In early March, Steve DaValle’s crews used a repurposed trailer as a poor-man’s platform to string wire for V-trellises throughout his Lodi, California, apple orchard.
The manager for Grupe Operating Co. has been switching from vertical to V-trellises and grafting to new Gala strains to not only survive but improve in an industry that has been shrinking in California for decades.
“We’re battling,” DaValle said. “Let’s put it that way.”
California apples are not what they were and will never be again. The once hotbed of apple production, home of John Steinbeck’s orchard tales, hardly makes a speck on the U.S. production charts anymore.
Growers harvest roughly 17 percent of the fresh apples they did 20 years ago, while acreage has dropped by a third in the Golden State in the past 10 years or so.
However, California growers are not only hanging in there, they’re growing and innovating in places, hoping to capitalize on the seasonal excitement of fresh apples.
“We’re the first fresh apples to be harvested in America,” said Jeff Colombini, another Lodi area grower. “We’re a niche market.”
Washington’s massive acreage, controlled-atmosphere rooms and cold storage allow Northwest packers to stretch the apple season throughout the year, selling out one crop just as the new one comes off the trees.
California does little of that, instead marketing apples much like cherries, as a get-it-while-it’s-fresh crop.
“That’s what gets consumers excited,” said Kevin Ott, president of the California Apple Commission. “We pick ’em, we pack ’em, we ship ’em.”
History of decline
Apples came to the Golden State following the mid-1800s Gold Rush, when transplants from the East Coast and other nations stayed to plant fruit trees in areas such as Watsonville, which is near the Bay Area, and Placerville in the Sierra foothills.
Codling moth in the 1930s took a toll, but even in the 1980s, Granny Smiths grew up and down the Central Valley on thousands of acres, mostly in the southern, warmer areas, Colombini said.
The story goes that in about 1985, a chance visit by a Taiwanese buyer to a California apple packer led him to Fujis, previously used primarily as a pollinizer for Grannies.
The variety became a hit for the export market within a few years and expanded through the 1990s.
California grew a sweet Fuji but struggled to get color. In fact, Taiwanese buyers nicknamed the Fuji the Green Dragon, Colombini said.
In 1998 or so, supply caught up with demand and overseas customers grew more particular about color. Orchardists began removing orchards over the next four or five years.
Meanwhile, crops like walnuts, almonds and pistachios began replacing apples due to their low labor costs with mechanical harvest. Employers in California are ramping up for a $15 minimum wage by 2020.
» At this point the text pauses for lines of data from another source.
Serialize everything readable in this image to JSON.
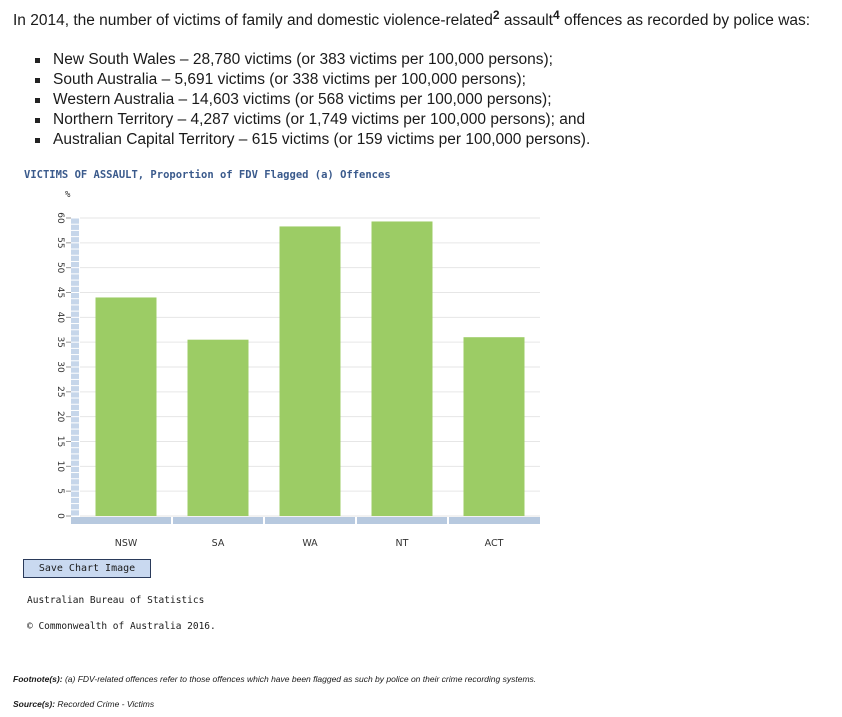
{
  "intro": {
    "text_before": "In 2014, the number of victims of family and domestic violence-related",
    "sup1": "2",
    "text_mid": " assault",
    "sup2": "4",
    "text_after": " offences as recorded by police was:"
  },
  "bullets": [
    "New South Wales – 28,780 victims (or 383 victims per 100,000 persons);",
    "South Australia – 5,691 victims (or 338 victims per 100,000 persons);",
    "Western Australia – 14,603 victims (or 568 victims per 100,000 persons);",
    "Northern Territory – 4,287 victims (or 1,749 victims per 100,000 persons); and",
    "Australian Capital Territory – 615 victims (or 159 victims per 100,000 persons)."
  ],
  "chart_data": {
    "type": "bar",
    "title": "VICTIMS OF ASSAULT, Proportion of FDV Flagged (a) Offences",
    "ylabel": "%",
    "xlabel": "",
    "categories": [
      "NSW",
      "SA",
      "WA",
      "NT",
      "ACT"
    ],
    "values": [
      44,
      35.5,
      58.3,
      59.3,
      36
    ],
    "ylim": [
      0,
      60
    ],
    "yticks": [
      "0",
      "5",
      "10",
      "15",
      "20",
      "25",
      "30",
      "35",
      "40",
      "45",
      "50",
      "55",
      "60"
    ],
    "bar_color": "#9ccc65",
    "grid": true
  },
  "buttons": {
    "save_chart": "Save Chart Image"
  },
  "credits": {
    "source_org": "Australian Bureau of Statistics",
    "copyright": "© Commonwealth of Australia 2016."
  },
  "footnotes": {
    "footnote_label": "Footnote(s):",
    "footnote_text": " (a) FDV-related offences refer to those offences which have been flagged as such by police on their crime recording systems.",
    "source_label": "Source(s):",
    "source_text": " Recorded Crime - Victims"
  }
}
“It’s difficult to make money growing any crop that can be grown equally successfully in any other state … the caveat is unless you’re harvesting it when no one else is harvesting it and selling it when no one else is selling it,” Colombini said. “And that’s really the bottom line.”
Colombini estimates his apples cost between $4,000 to $5,000 per acre in labor. He hires about 200 seasonal workers to pick his 500-plus acres of apples. He could harvest the same acreage of walnuts with six people. He diversifies in walnuts and oil olives.
Innovation, investment and the future
Growers are experimenting and spending money on new plantings, grafts and technology when they can.
Colombini has a test plot of Honeycrisp, not widely grown in California, that he will put under shade cloth when mature.
He otherwise grows mostly Gala and Fuji, but also has Granny and Pink Lady, an apple that he believes performs well in California.
Galas are probably California’s most common variety now, as growers hope to capitalize on the early season, which runs about four weeks ahead of Washington.
“We’ve had a little marketing window in the Gala business” DaValle said.
Over the past 10 years, he and his assistant Kevin Baroni have been grafting Fujis and Cripps Pink over to high-color trademarked strains of Gala such as Buckeye, Gale and Ultima.
They have one more block of Imperial, an older Gala strain, but plan to convert it this coming winter. Of their 100 acres of apples, only half are currently in production due to all their changes.
They still have 16 acres of Fujis and will leave those for a few years at least, Baroni said.
They also are converting from vertical trellises to V-trellises to help fill the space and boost yields from 40 to 75 bins per acre in their 14-foot rows, something they consider crucial to survival.
“You go to the super high-density V-trellis or you’re done,” Baroni said.
They call their trellis projects minor, reusing the same anchors, posts and overhead cooling sprinklers and spending about one-third of what it would typically cost to start from scratch.
They have eight full-time employees and do as much of their own in-house construction and training, bending the limbs to the brink of breaking to keep them horizontal.
“We’re cheap,” DaValle said with a laugh.
They hire up to 100 extra workers during the apple season for picking. Besides apples, they grow walnuts, cherries and oil olives.
With growers such as Colombini and DaValle, nobody suspects the apple industry will disappear. The California Apple Commission estimates it will plod along between 1.5 million and 3 million boxes.
“I don’t think it’s going to get smaller, but I don’t think it’s going to get much bigger,” Colombini said.